Then a regular expression could be used to extract the image urls. Finally, the script could use these image urls to construct another page displaying all these images, or it could download them and create a package.
In the second case the script actually acts as a "spider", so it should respect things like robots.txt or meta tags.
When doing this, make sure to rate-limit your fetching. You don't want to overload the forum server by requesting many pages per second. Simplest way to do this is probably just to sleep for X seconds between each fetch.
Yes doable in a day
Since you already have a working CI setup I would use it.
I would use the following approach:
1) Make a model in CI capable of:
logging in to vbulletin (images are often added as attachments and you need to be logged in before you can download them). Use something like snoopy.

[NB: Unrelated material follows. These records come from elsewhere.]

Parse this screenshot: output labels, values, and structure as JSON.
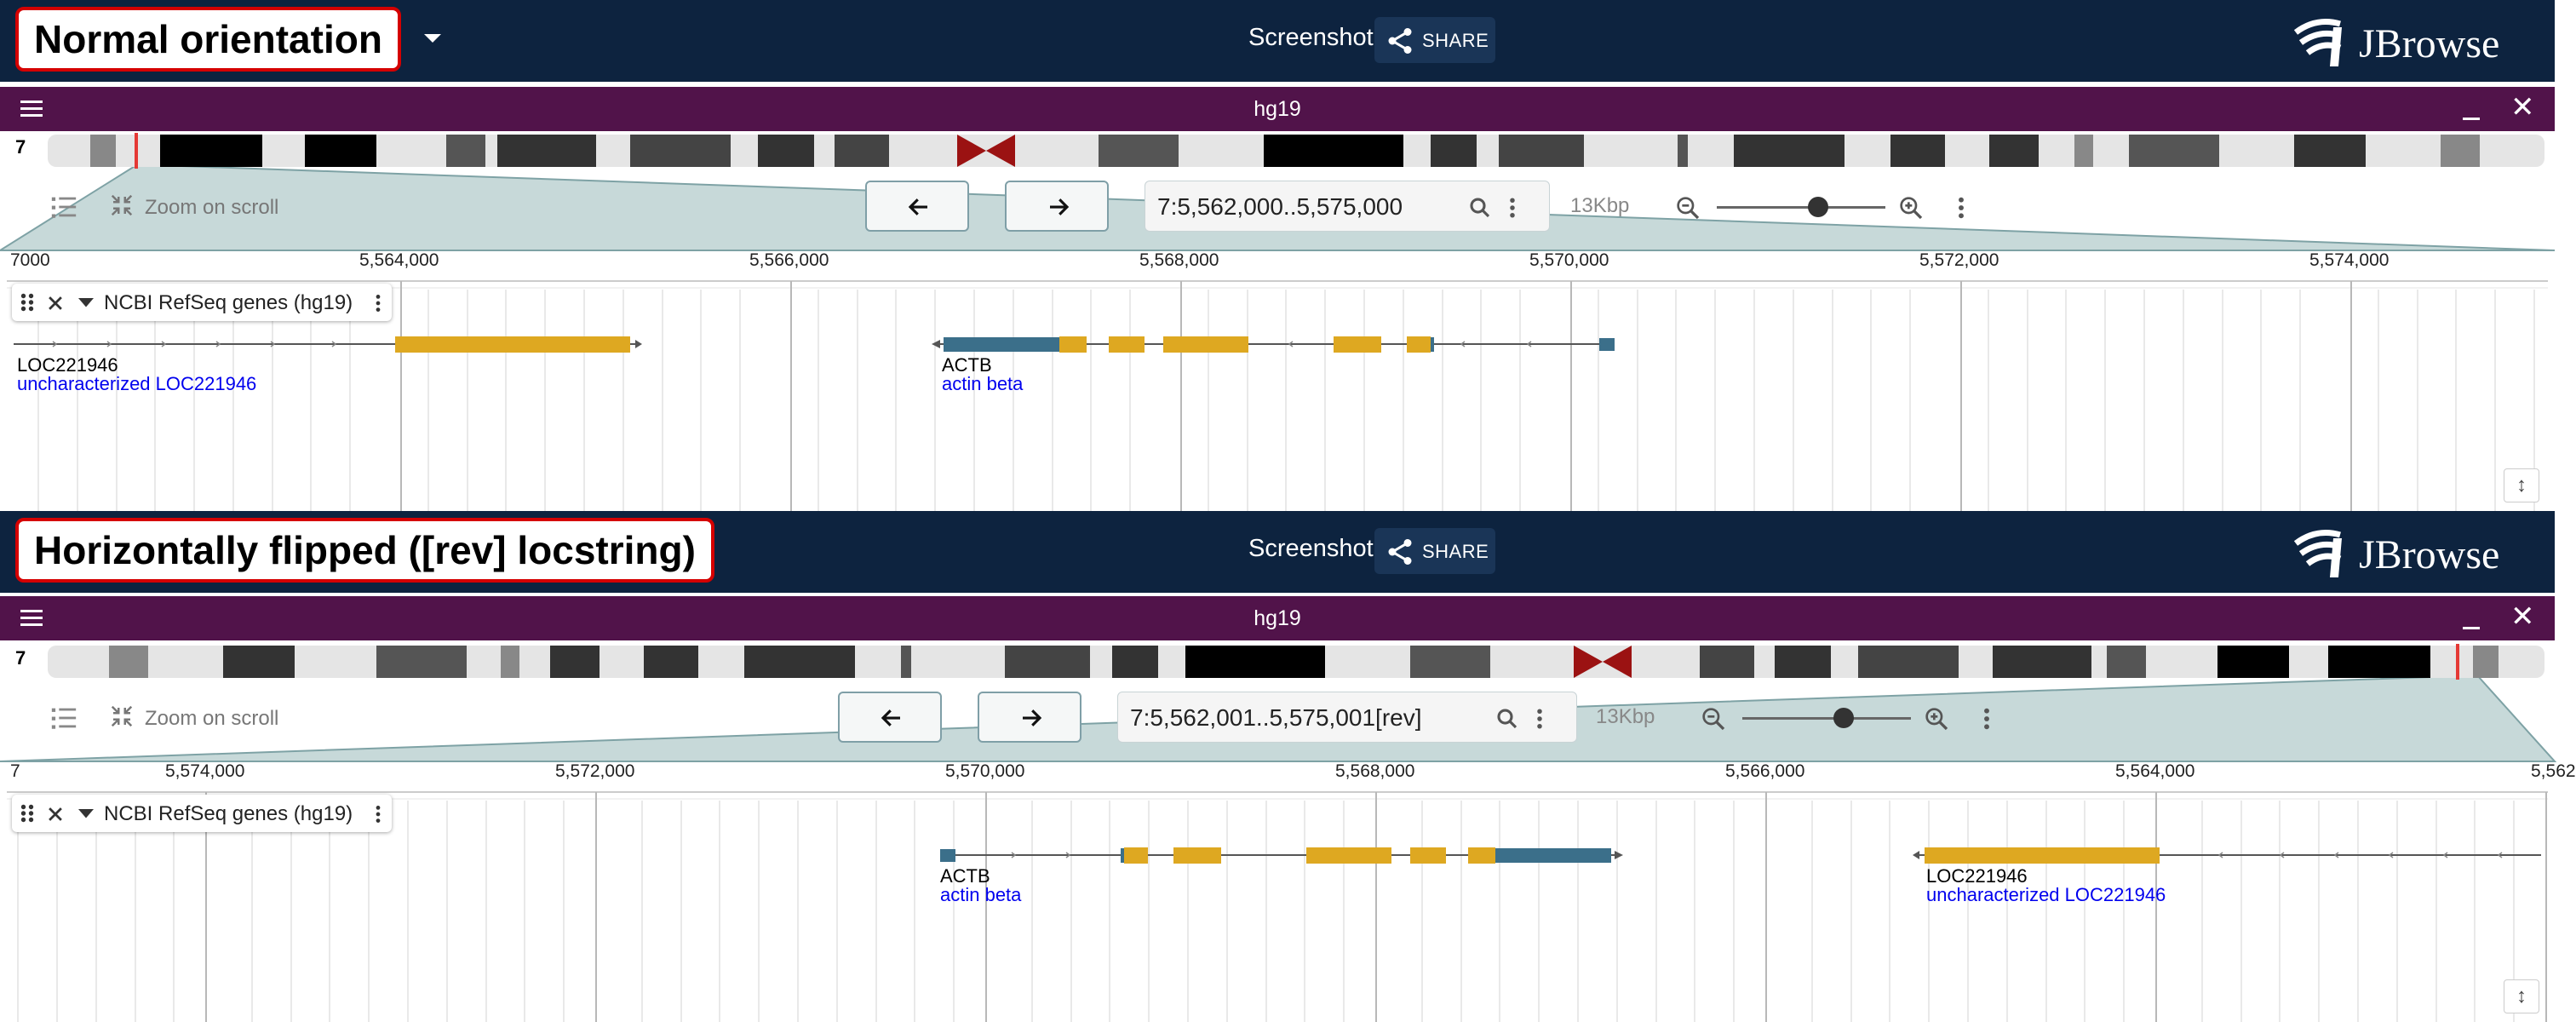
{
  "panels": [
    {
      "title": "Normal orientation",
      "screenshot_label": "Screenshot",
      "share_label": "SHARE",
      "brand": "JBrowse",
      "assembly": "hg19",
      "chromosome": "7",
      "zoom_on_scroll": "Zoom on scroll",
      "locstring": "7:5,562,000..5,575,000",
      "bp_per_view": "13Kbp",
      "zoom_level": 0.6,
      "ruler": {
        "start_label": "7000",
        "ticks": [
          "5,564,000",
          "5,566,000",
          "5,568,000",
          "5,570,000",
          "5,572,000",
          "5,574,000"
        ]
      },
      "track_name": "NCBI RefSeq genes (hg19)",
      "features": [
        {
          "name": "LOC221946",
          "description": "uncharacterized LOC221946"
        },
        {
          "name": "ACTB",
          "description": "actin beta"
        }
      ],
      "resize_icon": "↕"
    },
    {
      "title": "Horizontally flipped ([rev] locstring)",
      "screenshot_label": "Screenshot",
      "share_label": "SHARE",
      "brand": "JBrowse",
      "assembly": "hg19",
      "chromosome": "7",
      "zoom_on_scroll": "Zoom on scroll",
      "locstring": "7:5,562,001..5,575,001[rev]",
      "bp_per_view": "13Kbp",
      "zoom_level": 0.6,
      "ruler": {
        "start_label": "7",
        "ticks": [
          "5,574,000",
          "5,572,000",
          "5,570,000",
          "5,568,000",
          "5,566,000",
          "5,564,000"
        ],
        "end_label": "5,562"
      },
      "track_name": "NCBI RefSeq genes (hg19)",
      "features": [
        {
          "name": "ACTB",
          "description": "actin beta"
        },
        {
          "name": "LOC221946",
          "description": "uncharacterized LOC221946"
        }
      ],
      "resize_icon": "↕"
    }
  ],
  "colors": {
    "app_bar": "#0d233f",
    "view_header": "#51134a",
    "title_border": "#d50000",
    "utr": "#3b6f8a",
    "cds": "#dea821",
    "overview_region": "#c7d9d9",
    "centromere": "#9b1212",
    "link": "#0000ee"
  },
  "icons": [
    "hamburger-icon",
    "share-icon",
    "jbrowse-logo-icon",
    "minimize-icon",
    "close-icon",
    "track-list-icon",
    "zoom-on-scroll-icon",
    "back-arrow-icon",
    "forward-arrow-icon",
    "search-icon",
    "kebab-menu-icon",
    "zoom-out-icon",
    "zoom-in-icon",
    "drag-handle-icon",
    "chevron-down-icon",
    "resize-icon"
  ]
}
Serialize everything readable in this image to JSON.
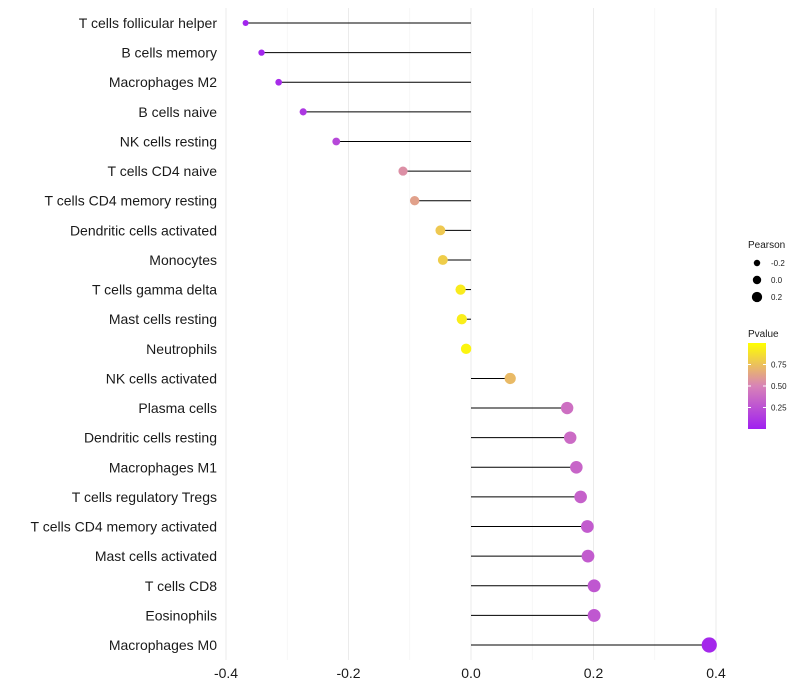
{
  "chart_data": {
    "type": "lollipop",
    "categories": [
      "T cells follicular helper",
      "B cells memory",
      "Macrophages M2",
      "B cells naive",
      "NK cells resting",
      "T cells CD4 naive",
      "T cells CD4 memory resting",
      "Dendritic cells activated",
      "Monocytes",
      "T cells gamma delta",
      "Mast cells resting",
      "Neutrophils",
      "NK cells activated",
      "Plasma cells",
      "Dendritic cells resting",
      "Macrophages M1",
      "T cells regulatory  Tregs ",
      "T cells CD4 memory activated",
      "Mast cells activated",
      "T cells CD8",
      "Eosinophils",
      "Macrophages M0"
    ],
    "values": [
      -0.368,
      -0.342,
      -0.314,
      -0.274,
      -0.22,
      -0.111,
      -0.092,
      -0.05,
      -0.046,
      -0.017,
      -0.015,
      -0.008,
      0.064,
      0.157,
      0.162,
      0.172,
      0.179,
      0.19,
      0.191,
      0.201,
      0.201,
      0.389
    ],
    "pvalues": [
      0.02,
      0.03,
      0.06,
      0.12,
      0.2,
      0.55,
      0.62,
      0.78,
      0.8,
      0.92,
      0.93,
      0.96,
      0.72,
      0.4,
      0.38,
      0.35,
      0.33,
      0.3,
      0.3,
      0.28,
      0.28,
      0.04
    ],
    "xlim": [
      -0.4,
      0.4
    ],
    "xticks": [
      -0.4,
      -0.2,
      0.0,
      0.2,
      0.4
    ],
    "xtick_labels": [
      "-0.4",
      "-0.2",
      "0.0",
      "0.2",
      "0.4"
    ],
    "baseline": 0.0,
    "grid": true,
    "legend_position": "right",
    "size_legend": {
      "title": "Pearson",
      "values": [
        -0.2,
        0.0,
        0.2
      ],
      "labels": [
        "-0.2",
        "0.0",
        "0.2"
      ]
    },
    "color_legend": {
      "title": "Pvalue",
      "range": [
        0.0,
        1.0
      ],
      "ticks": [
        0.25,
        0.5,
        0.75
      ],
      "tick_labels": [
        "0.25",
        "0.50",
        "0.75"
      ],
      "low_color": "#a020f0",
      "mid_color": "#d883b7",
      "high_color": "#ffff00"
    }
  }
}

collecting the url for the "last button" using preg_match(), parsing the url with parse_url() / and parse_str() and generating links from page 1 to page last
collecting html from all generated links. Still using snoopy.
finding all images in html using preg_match_all()
downloading all images. Still using snoopy.
moving the downloaded image from a tmp directory into another directory renaming it imagename_01, imagename_02, etc. if the same imagename allready exists.
saving the image name and precise bytesize in a db table. Then you can avoid downloading the same image more than once.
2) Make a method in a controller that collects all images
3) Setup a cronjob that collect images at regular intervals. wget -o /tmp/useless.html http://localhost/imageminer/collect should do nicely
4) Write the code that outputs pretty html for the enduser using the db table to get the images.